Looking for spirituality in the late 60s led her inevitably to eastern religions, but with her own attitudes shaped by a love of history, she decided it made more sense to look at her own cultural roots for spirituality. “My issue was with God. Nothing else really mattered. Once I had accepted God, nothing about the Virgin Birth or the miraculous was a problem. The world calls them preposterous but nothing is as preposterous as God.” Studying the theology behind the Protestant revival also forced Rooke to do her homework on Catholic teaching.

However, personally integrated Rooke was able to become in her career and faith, she was not able to “come out of the closet” academically. “Fundamentalists had it worse than Catholics,” she said. “My fellow academics think Catholics are superstitious, but they think Fundamentalists are idiots because they believe scripture and probably creationism. I had a good career but I am glad to be out of it.”

Since retirement to Victoria, Rooke has devoted her efforts to teaching church doctrine and history for St. Andrew’s Cathedral. In both categories interest has exceeded her expectations. She expected 45 people for her latest course (offered for the whole Diocese of Victoria) on the history of Christianity in the first six centuries, and so far 65 have enrolled.

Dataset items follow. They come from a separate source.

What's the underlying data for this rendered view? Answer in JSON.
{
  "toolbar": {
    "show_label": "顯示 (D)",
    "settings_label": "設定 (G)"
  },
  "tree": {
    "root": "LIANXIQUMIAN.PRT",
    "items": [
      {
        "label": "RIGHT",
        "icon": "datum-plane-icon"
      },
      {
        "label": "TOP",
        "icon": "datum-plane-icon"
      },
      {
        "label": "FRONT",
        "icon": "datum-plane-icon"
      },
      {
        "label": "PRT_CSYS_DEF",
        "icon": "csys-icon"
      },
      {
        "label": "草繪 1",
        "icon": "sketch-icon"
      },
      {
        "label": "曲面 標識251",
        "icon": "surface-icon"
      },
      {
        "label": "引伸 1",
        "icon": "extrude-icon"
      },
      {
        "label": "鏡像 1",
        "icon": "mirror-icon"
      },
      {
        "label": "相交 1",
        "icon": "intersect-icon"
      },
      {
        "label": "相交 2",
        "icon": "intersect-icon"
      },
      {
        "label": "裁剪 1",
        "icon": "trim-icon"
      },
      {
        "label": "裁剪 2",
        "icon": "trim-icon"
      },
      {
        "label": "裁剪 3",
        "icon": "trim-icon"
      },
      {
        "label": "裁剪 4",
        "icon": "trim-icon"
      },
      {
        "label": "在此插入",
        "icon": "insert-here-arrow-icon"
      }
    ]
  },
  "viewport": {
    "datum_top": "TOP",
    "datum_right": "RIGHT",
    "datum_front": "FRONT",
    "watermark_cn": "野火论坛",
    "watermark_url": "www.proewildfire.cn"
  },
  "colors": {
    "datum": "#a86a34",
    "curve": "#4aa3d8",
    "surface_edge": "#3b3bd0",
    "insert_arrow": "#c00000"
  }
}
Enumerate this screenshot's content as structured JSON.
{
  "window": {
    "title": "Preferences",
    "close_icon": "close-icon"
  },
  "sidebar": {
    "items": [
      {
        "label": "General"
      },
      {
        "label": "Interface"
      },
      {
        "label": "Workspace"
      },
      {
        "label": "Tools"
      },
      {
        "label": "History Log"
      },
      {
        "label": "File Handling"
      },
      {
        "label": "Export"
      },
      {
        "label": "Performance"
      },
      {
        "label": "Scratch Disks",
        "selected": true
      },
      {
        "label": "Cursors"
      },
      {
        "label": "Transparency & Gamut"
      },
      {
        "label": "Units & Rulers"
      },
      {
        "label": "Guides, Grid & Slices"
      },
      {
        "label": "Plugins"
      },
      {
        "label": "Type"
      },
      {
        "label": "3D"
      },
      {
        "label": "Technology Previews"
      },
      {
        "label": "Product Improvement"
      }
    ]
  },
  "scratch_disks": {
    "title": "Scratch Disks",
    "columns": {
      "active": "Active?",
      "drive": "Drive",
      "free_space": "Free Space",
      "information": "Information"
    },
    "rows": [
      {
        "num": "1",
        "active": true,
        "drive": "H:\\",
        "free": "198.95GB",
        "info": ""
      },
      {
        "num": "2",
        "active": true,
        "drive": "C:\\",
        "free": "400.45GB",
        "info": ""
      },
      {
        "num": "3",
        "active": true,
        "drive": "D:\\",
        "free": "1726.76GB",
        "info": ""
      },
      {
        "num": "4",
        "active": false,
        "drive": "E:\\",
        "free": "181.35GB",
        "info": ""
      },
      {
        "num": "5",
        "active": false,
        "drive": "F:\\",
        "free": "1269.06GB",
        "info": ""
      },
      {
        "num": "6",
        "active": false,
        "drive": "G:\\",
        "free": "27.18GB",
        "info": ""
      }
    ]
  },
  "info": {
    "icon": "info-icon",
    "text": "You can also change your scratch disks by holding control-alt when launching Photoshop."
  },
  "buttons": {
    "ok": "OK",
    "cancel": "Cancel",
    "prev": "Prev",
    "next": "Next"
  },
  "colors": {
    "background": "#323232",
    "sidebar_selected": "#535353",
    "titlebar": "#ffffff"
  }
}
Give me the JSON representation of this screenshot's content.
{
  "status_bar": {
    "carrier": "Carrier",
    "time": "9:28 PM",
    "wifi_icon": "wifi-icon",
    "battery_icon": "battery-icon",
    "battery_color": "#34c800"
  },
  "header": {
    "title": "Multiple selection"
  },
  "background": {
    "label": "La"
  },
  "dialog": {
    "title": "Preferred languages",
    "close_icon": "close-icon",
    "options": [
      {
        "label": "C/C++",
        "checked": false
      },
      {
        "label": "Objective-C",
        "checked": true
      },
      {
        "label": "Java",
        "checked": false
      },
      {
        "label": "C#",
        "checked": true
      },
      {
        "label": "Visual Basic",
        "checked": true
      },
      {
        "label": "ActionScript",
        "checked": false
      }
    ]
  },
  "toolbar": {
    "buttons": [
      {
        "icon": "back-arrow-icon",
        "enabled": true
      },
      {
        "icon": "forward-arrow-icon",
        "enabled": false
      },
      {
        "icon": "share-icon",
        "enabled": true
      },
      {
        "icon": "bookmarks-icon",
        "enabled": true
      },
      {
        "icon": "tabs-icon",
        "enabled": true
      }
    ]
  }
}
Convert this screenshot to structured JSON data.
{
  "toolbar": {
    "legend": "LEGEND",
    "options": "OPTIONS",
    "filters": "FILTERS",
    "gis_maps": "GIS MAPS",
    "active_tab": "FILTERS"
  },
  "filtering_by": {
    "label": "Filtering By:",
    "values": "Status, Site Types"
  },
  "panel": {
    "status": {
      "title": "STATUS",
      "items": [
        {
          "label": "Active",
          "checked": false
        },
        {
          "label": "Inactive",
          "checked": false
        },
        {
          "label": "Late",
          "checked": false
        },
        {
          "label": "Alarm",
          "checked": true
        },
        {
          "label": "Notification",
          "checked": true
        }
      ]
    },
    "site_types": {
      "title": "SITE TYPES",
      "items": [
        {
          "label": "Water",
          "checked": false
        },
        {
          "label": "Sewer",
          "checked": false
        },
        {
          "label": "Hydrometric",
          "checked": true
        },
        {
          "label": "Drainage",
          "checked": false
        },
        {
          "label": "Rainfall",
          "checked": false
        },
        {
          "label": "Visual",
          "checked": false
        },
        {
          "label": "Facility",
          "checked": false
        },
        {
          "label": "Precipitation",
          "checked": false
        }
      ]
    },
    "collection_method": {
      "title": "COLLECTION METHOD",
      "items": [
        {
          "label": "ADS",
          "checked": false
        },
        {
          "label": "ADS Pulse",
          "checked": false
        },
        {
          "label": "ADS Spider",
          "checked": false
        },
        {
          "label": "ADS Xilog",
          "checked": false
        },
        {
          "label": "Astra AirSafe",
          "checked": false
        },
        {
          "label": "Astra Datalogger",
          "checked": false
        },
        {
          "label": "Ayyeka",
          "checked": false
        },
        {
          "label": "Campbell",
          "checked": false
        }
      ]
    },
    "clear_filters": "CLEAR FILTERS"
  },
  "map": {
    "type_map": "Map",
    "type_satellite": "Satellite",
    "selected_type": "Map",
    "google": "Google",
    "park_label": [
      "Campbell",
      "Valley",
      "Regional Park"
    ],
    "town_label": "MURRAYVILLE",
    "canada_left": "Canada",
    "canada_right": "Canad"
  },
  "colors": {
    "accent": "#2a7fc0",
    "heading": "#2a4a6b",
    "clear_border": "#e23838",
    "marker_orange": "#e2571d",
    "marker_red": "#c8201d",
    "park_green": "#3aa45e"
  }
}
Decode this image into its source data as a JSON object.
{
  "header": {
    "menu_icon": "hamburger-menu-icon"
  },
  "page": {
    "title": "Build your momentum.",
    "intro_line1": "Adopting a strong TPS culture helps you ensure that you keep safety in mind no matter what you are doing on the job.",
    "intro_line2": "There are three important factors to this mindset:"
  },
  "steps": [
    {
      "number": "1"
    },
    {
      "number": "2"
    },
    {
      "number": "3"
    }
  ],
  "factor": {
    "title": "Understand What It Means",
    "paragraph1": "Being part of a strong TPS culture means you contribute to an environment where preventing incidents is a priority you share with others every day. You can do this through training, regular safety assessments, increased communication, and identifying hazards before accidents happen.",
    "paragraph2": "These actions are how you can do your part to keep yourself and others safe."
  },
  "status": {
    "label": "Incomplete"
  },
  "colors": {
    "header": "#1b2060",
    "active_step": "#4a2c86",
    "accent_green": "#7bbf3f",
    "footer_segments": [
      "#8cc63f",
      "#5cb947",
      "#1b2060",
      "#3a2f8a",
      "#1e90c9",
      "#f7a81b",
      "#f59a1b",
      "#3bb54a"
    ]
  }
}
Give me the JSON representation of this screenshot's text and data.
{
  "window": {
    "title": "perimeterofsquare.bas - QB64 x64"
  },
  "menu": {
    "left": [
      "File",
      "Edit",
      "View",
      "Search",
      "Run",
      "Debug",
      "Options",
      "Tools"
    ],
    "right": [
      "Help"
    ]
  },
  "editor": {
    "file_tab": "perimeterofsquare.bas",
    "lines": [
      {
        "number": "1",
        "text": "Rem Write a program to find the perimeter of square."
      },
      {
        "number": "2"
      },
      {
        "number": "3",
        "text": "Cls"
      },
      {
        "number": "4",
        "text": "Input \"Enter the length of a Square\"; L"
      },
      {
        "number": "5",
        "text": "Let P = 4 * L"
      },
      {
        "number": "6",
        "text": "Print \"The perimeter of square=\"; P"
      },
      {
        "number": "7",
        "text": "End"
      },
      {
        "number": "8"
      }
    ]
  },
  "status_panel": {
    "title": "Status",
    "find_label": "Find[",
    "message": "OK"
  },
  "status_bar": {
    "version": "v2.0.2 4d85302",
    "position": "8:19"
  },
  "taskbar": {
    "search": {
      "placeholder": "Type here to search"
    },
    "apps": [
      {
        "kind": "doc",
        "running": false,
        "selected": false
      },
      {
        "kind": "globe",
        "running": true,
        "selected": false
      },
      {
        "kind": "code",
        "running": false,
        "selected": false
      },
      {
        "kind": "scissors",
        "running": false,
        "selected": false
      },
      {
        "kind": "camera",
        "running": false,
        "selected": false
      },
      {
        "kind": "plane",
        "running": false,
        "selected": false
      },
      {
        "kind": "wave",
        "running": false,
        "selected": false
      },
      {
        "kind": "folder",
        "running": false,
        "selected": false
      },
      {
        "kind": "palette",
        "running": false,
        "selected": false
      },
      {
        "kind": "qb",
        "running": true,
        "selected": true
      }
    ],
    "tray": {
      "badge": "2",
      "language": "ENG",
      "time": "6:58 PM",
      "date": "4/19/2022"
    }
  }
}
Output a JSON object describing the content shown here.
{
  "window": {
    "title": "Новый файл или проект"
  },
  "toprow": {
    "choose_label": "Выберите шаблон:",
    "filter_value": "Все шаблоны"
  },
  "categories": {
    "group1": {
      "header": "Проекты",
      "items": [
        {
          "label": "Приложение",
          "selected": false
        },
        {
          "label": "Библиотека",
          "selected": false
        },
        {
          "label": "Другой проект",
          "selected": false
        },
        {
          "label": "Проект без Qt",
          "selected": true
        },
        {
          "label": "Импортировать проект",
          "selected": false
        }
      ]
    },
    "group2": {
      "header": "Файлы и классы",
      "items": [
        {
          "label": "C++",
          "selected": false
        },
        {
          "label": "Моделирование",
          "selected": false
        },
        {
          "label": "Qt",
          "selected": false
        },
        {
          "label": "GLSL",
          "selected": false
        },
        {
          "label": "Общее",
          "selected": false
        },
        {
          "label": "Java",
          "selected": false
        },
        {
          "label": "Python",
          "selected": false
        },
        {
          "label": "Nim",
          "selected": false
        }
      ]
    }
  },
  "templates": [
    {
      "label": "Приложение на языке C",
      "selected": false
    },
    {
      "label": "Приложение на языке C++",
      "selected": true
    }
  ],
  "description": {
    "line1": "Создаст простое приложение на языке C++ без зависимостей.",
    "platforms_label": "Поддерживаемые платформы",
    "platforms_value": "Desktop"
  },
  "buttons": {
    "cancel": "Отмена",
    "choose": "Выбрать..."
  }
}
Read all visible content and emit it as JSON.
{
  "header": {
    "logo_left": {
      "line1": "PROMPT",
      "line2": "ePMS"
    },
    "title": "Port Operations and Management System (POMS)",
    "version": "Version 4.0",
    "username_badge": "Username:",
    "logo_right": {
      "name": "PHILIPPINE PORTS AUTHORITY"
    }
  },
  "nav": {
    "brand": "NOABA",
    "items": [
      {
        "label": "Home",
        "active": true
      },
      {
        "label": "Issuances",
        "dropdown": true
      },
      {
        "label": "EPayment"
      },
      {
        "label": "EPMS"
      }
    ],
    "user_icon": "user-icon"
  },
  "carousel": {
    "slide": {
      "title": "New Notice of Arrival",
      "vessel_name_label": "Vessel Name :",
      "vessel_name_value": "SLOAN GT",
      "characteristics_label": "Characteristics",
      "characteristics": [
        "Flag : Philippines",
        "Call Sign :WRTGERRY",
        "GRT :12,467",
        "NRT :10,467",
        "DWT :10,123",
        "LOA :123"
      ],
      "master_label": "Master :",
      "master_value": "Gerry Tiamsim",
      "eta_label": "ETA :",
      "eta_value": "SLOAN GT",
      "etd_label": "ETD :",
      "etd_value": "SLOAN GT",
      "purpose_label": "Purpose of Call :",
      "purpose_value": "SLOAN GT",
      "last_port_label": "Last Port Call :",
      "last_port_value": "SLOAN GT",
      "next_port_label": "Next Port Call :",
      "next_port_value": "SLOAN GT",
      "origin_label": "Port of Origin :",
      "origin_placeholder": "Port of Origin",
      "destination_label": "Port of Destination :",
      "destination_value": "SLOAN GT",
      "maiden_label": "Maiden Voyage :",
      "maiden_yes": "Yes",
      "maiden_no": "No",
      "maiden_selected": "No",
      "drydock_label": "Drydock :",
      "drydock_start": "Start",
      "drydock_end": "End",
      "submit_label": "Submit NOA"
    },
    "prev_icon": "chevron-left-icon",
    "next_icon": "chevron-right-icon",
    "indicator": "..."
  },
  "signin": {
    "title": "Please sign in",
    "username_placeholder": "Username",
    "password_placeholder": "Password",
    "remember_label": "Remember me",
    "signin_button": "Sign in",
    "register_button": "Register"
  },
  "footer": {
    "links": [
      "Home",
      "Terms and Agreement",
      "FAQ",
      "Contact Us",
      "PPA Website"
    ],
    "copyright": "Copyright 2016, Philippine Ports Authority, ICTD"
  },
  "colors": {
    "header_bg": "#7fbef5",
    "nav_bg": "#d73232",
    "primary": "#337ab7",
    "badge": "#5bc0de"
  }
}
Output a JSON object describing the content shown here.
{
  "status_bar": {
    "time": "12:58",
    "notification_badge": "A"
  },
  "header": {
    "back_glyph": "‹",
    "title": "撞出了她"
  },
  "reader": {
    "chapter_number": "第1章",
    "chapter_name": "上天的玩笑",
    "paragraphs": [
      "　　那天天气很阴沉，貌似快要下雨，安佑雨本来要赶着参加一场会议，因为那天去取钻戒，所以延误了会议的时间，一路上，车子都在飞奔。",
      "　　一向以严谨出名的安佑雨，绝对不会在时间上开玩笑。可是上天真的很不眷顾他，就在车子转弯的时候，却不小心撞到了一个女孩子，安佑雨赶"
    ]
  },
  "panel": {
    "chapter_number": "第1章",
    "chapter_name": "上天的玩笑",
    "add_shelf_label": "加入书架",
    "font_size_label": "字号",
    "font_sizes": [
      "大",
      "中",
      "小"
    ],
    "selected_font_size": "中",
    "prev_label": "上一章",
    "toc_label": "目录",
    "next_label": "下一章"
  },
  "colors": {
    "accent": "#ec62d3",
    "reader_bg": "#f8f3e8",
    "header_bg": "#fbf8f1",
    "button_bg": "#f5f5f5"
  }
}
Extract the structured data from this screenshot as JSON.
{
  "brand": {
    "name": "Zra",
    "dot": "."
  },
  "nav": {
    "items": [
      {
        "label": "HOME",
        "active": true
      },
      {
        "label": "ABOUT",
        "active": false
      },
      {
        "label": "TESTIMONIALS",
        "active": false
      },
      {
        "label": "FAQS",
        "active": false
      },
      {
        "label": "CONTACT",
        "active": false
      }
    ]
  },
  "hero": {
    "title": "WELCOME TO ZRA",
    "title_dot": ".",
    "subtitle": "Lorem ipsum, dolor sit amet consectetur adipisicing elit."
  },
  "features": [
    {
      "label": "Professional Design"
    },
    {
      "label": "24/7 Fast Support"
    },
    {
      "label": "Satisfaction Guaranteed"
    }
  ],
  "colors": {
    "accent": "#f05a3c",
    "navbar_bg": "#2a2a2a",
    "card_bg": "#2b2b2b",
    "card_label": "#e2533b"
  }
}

“Older people are more interested in history, I think because as we get older we want to put our own lives in context. The classes on doctrine have more appeal for younger people, because they have been fed pretty thin gruel both by Catholic schools and by priests from the pulpit for 40 years. They are afraid to tackle the hard teachings. Young people have a real hunger for some real meat.”

In a way, Rooke is making up for her years in Australian schools, when she used her position to deliver a subversive, Marxist perspective. Now she helps young and old understand and defend Christianity.